= Stuart Turnbull (basketball) =

Canadian basketball player

Stuart Thomas "Stu" Turnbull (born December 28, 1984, in Kingston, Ontario) is a former Canadian professional basketball player.

== Career ==
A product of Frontenac Secondary School, Turnbull played for the Carleton Ravens men's basketball program from 2004 to 2009, winning CIS National Championship titles in 2005, 2006, 2007 and 2009. In the 2008-09 campaign, Turnbull was presented with the Jack Donohue Trophy as Championship Tournament MVP. He also was named to the All-Canada First Team and received OUA East Player of the Year and OUA Wilson Cup MVP honours that year. He made headlines after hitting the game-winning buzzer-beater in the 2009 CIS semi-final.

Following graduation in 2009, Turnbull played three years of professional basketball in Germany. After a brief stint with the Giants Nördlingen of the German ProA league at the beginning of the 2009-10 season, he signed with SC Rist Wedel of the German ProB and quickly became a team leader.

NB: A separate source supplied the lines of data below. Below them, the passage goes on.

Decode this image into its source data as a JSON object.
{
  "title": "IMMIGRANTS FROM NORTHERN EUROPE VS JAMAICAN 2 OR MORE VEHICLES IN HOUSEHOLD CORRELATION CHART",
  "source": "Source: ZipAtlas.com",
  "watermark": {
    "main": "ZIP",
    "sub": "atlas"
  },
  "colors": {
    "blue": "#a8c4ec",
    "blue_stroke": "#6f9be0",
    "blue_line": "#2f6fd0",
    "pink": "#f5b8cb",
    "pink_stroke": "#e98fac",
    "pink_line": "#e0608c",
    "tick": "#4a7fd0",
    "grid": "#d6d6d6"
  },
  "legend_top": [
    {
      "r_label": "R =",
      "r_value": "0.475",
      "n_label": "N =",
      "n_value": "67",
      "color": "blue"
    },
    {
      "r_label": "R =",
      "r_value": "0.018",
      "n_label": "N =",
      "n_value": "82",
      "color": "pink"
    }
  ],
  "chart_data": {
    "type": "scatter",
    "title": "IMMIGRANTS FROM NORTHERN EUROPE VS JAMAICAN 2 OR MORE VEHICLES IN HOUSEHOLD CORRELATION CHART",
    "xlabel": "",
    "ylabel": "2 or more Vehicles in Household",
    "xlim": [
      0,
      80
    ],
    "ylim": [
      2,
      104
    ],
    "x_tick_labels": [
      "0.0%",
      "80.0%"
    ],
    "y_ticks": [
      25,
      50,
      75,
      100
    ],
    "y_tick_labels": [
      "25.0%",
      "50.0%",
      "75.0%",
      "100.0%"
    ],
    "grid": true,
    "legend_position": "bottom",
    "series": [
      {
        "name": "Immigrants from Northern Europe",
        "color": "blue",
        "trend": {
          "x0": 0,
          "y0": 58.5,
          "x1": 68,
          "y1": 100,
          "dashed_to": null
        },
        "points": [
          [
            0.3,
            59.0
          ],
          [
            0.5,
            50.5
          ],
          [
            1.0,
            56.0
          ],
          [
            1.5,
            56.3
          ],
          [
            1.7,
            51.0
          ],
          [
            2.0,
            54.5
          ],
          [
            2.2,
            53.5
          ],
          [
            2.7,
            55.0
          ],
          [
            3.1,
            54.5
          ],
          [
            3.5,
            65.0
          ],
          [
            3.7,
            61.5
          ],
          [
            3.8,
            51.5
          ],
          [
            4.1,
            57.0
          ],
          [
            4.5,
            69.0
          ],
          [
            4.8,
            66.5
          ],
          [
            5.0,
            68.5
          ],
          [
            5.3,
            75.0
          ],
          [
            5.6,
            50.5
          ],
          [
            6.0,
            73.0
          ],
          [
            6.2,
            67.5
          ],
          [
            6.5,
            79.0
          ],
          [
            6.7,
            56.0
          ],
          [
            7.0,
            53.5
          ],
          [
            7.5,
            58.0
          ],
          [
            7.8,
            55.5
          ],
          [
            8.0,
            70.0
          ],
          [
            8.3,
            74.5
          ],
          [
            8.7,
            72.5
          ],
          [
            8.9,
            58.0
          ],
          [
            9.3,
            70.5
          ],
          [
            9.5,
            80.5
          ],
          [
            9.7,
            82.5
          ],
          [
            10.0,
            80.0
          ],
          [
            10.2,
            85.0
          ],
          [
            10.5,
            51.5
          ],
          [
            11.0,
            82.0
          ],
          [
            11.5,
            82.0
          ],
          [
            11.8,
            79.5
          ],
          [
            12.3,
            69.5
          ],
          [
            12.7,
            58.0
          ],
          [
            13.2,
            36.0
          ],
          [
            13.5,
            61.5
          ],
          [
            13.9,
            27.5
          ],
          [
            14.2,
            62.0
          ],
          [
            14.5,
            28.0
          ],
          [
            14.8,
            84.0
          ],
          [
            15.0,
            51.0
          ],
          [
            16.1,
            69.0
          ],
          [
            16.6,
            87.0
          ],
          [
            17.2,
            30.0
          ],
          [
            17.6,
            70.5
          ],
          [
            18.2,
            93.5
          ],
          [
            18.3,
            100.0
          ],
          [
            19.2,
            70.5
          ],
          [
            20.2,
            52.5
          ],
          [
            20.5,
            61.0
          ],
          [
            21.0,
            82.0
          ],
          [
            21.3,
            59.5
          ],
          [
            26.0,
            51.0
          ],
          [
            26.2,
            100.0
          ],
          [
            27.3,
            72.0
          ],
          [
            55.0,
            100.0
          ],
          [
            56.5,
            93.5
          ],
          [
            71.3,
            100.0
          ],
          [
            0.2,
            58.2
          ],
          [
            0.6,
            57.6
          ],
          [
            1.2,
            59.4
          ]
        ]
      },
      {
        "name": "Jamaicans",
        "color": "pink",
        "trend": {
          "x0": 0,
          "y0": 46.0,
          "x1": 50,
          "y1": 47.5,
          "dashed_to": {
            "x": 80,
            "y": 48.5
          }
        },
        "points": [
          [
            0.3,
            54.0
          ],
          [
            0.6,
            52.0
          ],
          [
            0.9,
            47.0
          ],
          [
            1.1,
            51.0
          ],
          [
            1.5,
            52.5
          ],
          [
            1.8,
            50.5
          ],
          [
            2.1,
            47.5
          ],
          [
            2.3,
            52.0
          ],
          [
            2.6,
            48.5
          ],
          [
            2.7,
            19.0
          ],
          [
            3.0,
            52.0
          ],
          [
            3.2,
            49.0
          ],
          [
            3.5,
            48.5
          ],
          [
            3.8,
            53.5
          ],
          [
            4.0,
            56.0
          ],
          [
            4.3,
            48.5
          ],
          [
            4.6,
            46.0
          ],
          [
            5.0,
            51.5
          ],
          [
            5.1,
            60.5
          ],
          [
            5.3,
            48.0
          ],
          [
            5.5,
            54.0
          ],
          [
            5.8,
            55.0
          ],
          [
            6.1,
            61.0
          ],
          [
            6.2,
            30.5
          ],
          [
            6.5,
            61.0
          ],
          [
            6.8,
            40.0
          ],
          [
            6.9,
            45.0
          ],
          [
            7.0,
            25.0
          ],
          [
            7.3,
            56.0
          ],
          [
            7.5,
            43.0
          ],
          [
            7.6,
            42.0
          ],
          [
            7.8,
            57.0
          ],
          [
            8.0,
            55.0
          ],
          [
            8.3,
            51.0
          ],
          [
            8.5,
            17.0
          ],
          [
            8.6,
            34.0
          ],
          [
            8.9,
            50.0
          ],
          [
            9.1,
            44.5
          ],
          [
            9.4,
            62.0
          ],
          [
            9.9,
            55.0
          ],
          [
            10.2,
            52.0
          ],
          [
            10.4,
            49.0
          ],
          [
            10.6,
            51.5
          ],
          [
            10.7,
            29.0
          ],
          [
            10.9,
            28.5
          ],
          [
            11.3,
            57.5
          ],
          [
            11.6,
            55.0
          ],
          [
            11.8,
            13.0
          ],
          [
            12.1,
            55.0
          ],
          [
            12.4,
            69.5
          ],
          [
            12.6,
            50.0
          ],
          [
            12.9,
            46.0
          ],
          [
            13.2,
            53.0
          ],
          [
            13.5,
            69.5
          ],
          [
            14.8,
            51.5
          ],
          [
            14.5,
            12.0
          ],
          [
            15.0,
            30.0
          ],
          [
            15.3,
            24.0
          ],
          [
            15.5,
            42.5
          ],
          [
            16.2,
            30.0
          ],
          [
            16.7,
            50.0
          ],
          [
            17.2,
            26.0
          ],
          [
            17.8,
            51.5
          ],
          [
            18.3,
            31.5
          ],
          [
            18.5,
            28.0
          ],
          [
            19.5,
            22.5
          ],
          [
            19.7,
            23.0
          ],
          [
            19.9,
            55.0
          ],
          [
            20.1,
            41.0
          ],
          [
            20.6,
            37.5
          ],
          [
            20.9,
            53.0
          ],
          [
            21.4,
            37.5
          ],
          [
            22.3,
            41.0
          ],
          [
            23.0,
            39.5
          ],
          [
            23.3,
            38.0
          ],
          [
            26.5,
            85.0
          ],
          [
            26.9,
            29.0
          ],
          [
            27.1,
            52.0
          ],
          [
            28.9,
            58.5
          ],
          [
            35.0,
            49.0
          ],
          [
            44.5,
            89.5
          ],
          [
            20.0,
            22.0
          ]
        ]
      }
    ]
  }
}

For the 2010-11 season, he returned to the German ProA league, joining the UBC Hannover Tigers. At Hannover, he averaged 15.4 points, 4.0 rebounds and 2.8 assists per contest. Turnbull spent his last season as a professional basketball player with the Dragons Rhöndorf in the German ProB league. In each season in Germany, Turnbull was named to the Eurobasket.com All-Defensive Team of the respective league. He returned to his native Canada, where he ran summer basketball camps for youth players and started working in digital marketing.